P03.16 Intracranial extraventricular neurocytoma: case report and literature review

Abstract

Abstract Extraventricular neurocytomas are rare brain tumors with a reported worldwide incidence of only 0.13%. They originate from neuroepithelial tissue and may present throughout the central nervous system. They affect mostly young adults, and have a favorable prognosis. Due to their rarity, they are not well characterized and most features are derived from case reports. Extraventricular neurocytomas tend to be well circumscribed, contrast-enhancing and heterogeneously solid, often partly or mainly cystic. They share histological features with the more common central neurocytomas but are often more complex, less cellular, and more likely to contain ganglion cells. The primary differential diagnoses are oligodendroglioma, ganglioglioma, gangliocytoma, and dysembryoplastic neuropithelial tumor (DNET). Complete surgical resection is currently the optimal treatment choice.
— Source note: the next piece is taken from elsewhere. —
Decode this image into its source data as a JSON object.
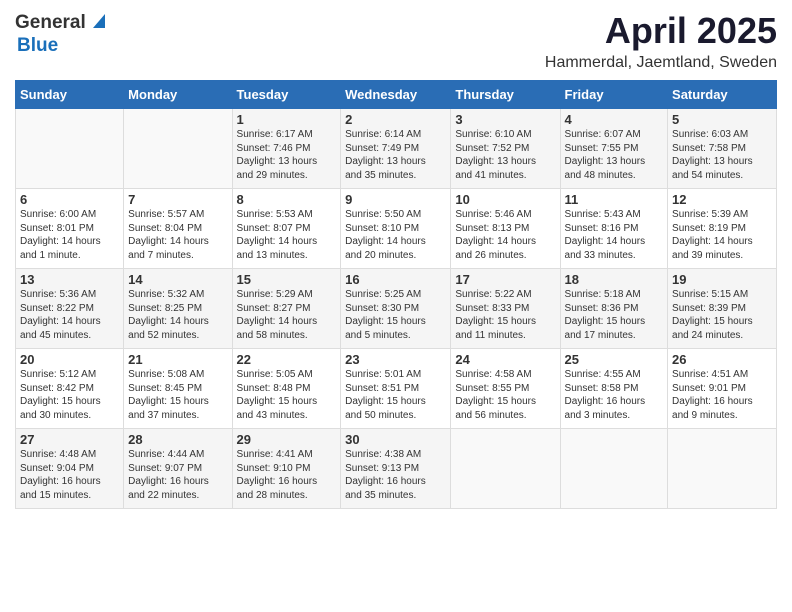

It is not clear whether tumors with anaplasia have a higher relapse rate or if they require adjuvant therapy. We report on a 48 year-old woman with a history of depression who was admitted for focal seizures characterized by left gaze tonic deviation over the last few months. The neurological examination was otherwise normal. Routine EEG showed no epileptic activity. MRI identified an intra-axial heterogeneous round mass in the right frontal lobe with faint heterogeneous enhancement after contrast administration and perilesional oedema. A low-grade glial tumor was suspected. A left frontal craniotomy was performed. Intraoperative findings revealed a grayish and friable mass without superficial expression and with well-defined limits. A gross total resection was achieved. Histological analysis revealed a lesion with rounded cells displaying a “salt-and-pepper” chromatin pattern, Homer Wright rosettes and perivascular pseudorosettes. Immunostaining was positive for GFAP, sinaptophysin and NSE. The Ki-67 labeling index of the tumor was 25%. Diagnosis was extraventricular neurocytoma with anaplastic features. Magnetic resonance imaging was performed at 3 months post-surgery and demonstrated no evidence of tumor recurrence. CONCLUSION: Although neurocytomas are often located in the lateral ventricles, they occur throughout the neuroaxis. This is the main reason why they are not always considered in the differential diagnosis of intraparenchymal cerebral tumors. The diagnosis is aided by radiologic and histologic features. If a gross total resection is achieved, one can expect a good prognosis.